Technical Due Diligence, Looking for More than Just Cool

man-suit-light-bulbDue diligence is the research and analysis done in preparation for a business transaction. Due diligence is most often associated with financial analysis but also comprises review of products, markets, legal status, operations and more. Those interested in dealing with technology companies must also require research and analysis on the technology as part of due diligence. For the evaluation of technology start ups, performing technical due diligence is of major importance and is often under served.

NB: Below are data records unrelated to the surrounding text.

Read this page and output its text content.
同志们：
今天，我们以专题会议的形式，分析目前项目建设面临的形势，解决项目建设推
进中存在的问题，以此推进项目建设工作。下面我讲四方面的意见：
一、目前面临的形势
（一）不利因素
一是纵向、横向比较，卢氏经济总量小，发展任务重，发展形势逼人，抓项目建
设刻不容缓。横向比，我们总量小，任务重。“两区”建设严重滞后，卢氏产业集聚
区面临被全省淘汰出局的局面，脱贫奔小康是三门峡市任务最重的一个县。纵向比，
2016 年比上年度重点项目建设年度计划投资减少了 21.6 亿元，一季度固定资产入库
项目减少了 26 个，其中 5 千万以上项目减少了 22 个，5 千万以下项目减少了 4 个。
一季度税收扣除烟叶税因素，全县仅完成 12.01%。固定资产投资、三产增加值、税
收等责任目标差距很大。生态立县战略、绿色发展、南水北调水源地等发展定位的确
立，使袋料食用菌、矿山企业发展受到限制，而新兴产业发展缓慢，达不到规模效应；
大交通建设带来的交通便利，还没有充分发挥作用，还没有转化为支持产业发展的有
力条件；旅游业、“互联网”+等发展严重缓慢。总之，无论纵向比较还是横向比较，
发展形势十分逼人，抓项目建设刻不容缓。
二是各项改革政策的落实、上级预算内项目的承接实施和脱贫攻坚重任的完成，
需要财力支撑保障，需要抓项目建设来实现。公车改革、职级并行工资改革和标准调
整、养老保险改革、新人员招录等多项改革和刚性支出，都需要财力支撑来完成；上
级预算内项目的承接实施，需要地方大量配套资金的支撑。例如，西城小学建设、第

By way of example, I was working with a late-stage start up that was considering an acquisition of another start up that had, what they claimed, was a disruptive technology for the same market. The second start up presented their technology and road map. It looked interesting, but the roadmap represented a huge leap in assumptions. The potential acquirer then sent the VP of engineering and two engineers to evaluate the technology at the second start up's offices. They came back with a verbal summary of what they found and some good stories about the bars in that city. No report was written and no further documentation was provided by the second start up.

This example is extreme in how poorly technical due diligence was conducted and reported. It is, however, instructive because the scope of technical due diligence performed was on par with what many companies, and some investors, perform before striking a deal with a technology start up. There is much more due diligence to be performed to adequately evaluate a technology. Consider these topics as the basic scope for technical due diligence:

Are There People Who Understand the Technology?

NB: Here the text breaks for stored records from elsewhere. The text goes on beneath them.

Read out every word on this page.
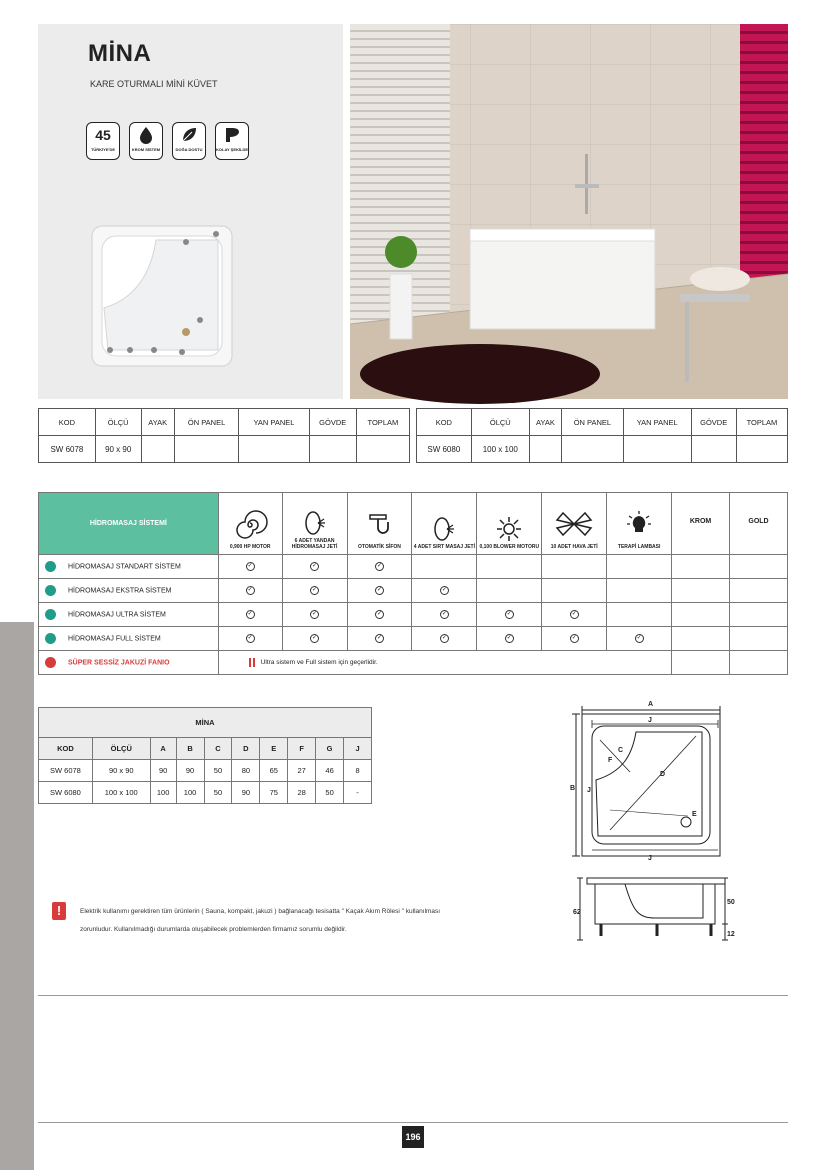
MİNA
KARE OTURMALI MİNİ KÜVET
45
TÜRKİYE'DE	KROM SİSTEM	DOĞA DOSTU	KOLAY ŞEKİLDE
KOD	ÖLÇÜ	AYAK	ÖN PANEL	YAN PANEL	GÖVDE	TOPLAM
SW 6078	90 x 90					
KOD	ÖLÇÜ	AYAK	ÖN PANEL	YAN PANEL	GÖVDE	TOPLAM
SW 6080	100 x 100					
HİDROMASAJ SİSTEMİ	0,900 HP MOTOR	6 ADET YANDAN HİDROMASAJ JETİ	OTOMATİK SİFON	4 ADET SIRT MASAJ JETİ	0,100 BLOWER MOTORU	10 ADET HAVA JETİ	TERAPİ LAMBASI	KROM	GOLD
HİDROMASAJ STANDART SİSTEM	✓	✓	✓						
HİDROMASAJ EKSTRA SİSTEM	✓	✓	✓	✓					
HİDROMASAJ ULTRA SİSTEM	✓	✓	✓	✓	✓	✓			
HİDROMASAJ FULL SİSTEM	✓	✓	✓	✓	✓	✓	✓		
SÜPER SESSİZ JAKUZİ FANIO	Ultra sistem ve Full sistem için geçerlidir.								
MİNA									
KOD	ÖLÇÜ	A	B	C	D	E	F	G	J
SW 6078	90 x 90	90	90	50	80	65	27	46	8
SW 6080	100 x 100	100	100	50	90	75	28	50	-
A
J
B J
C
D
E
F
J
62
50
12
!	Elektrik kullanımı gerektiren tüm ürünlerin ( Sauna, kompakt, jakuzi ) bağlanacağı tesisatta " Kaçak Akım Rölesi " kullanılması
zorunludur. Kullanılmadığı durumlarda oluşabilecek problemlerden firmamız sorumlu değildir.
196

The inherently-greatest technology in the world is of no use if there is no one who can leverage it for a product or service. In performing due diligence, particularly with a new or nascent technology (graphene comes to mind), special attention must be made as to whether personnel is available to develop solutions with it. Perhaps even more important is whether there are people available who are smart enough to progress the technology beyond the current solution. Finally, there is the need to evaluate if those people are able to interact in a business environment, such as in cross-functional teams, to develop a solution for scalable business.

Is Documentation and Process Information Available?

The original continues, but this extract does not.